In his debut memoir, Mulkey tells how he forged a relationship with his biological father and brother, discovered a vast network of extended family, and underwent all the upheaval and soul-searching along the way.
Mulkey grew up knowing he was adopted and that his mother was a young, unwed Canadian woman who traveled to Oregon to give birth and sign over her rights to her newborn son to his adoptive family. It was only as a college undergraduate that he discovered the whereabouts of his biological father and brother. Though his biological mother had died, Mulkey decided to make contact with what was left of his family, and in so doing, he was plunged into the midst of not only an identity crisis, but a complicated family feud that played out over three countries and two continents. He endured the abusive, negligent behavior of his birth father, Giulio, along with a competitive rivalry with his brother, Paul. Increasingly, the author found himself negotiating a minefield of accusation and ill feeling among Giulio, his adoptive family, his biological mother’s family, and his boisterous and loving extended family in Italy. Mulkey grappled with depression and financial setbacks as he worked to determine his loyalties and his ever unfolding sense of identity.
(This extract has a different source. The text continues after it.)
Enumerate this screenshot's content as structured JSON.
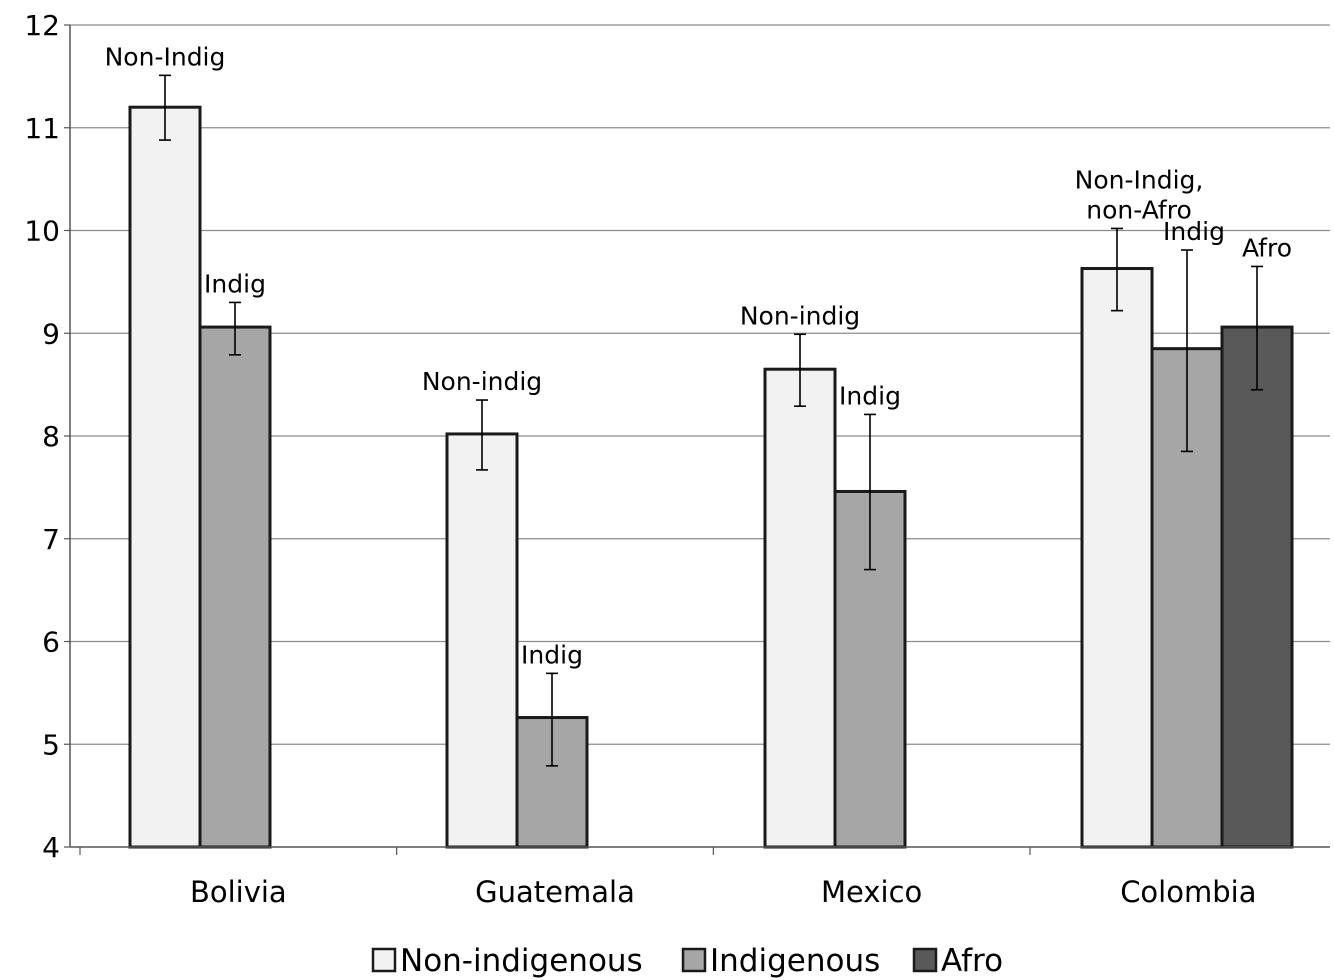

Mulkey’s voice is engaging from the start, and his ability to communicate humor and absurdity amid heartbreak is admirable, as when he tells of being terrified by his cousin Sergio’s impromptu re-enactment of a scene from The Shining after Mulkey took him to a shooting location for the film earlier in the day. While detailed depictions and character sketches engage, the more ruminative analysis can be repetitive. For instance, at the end of the book, Mulkey realizes that he was “fiercely envious” of his brother’s success, as if it were a sudden revelation rather than an oft-repeated defining characteristic of their relationship.
A somewhat repetitive but endearing story of an adoptee’s struggle to forgive old wounds and redefine his senses of self and family.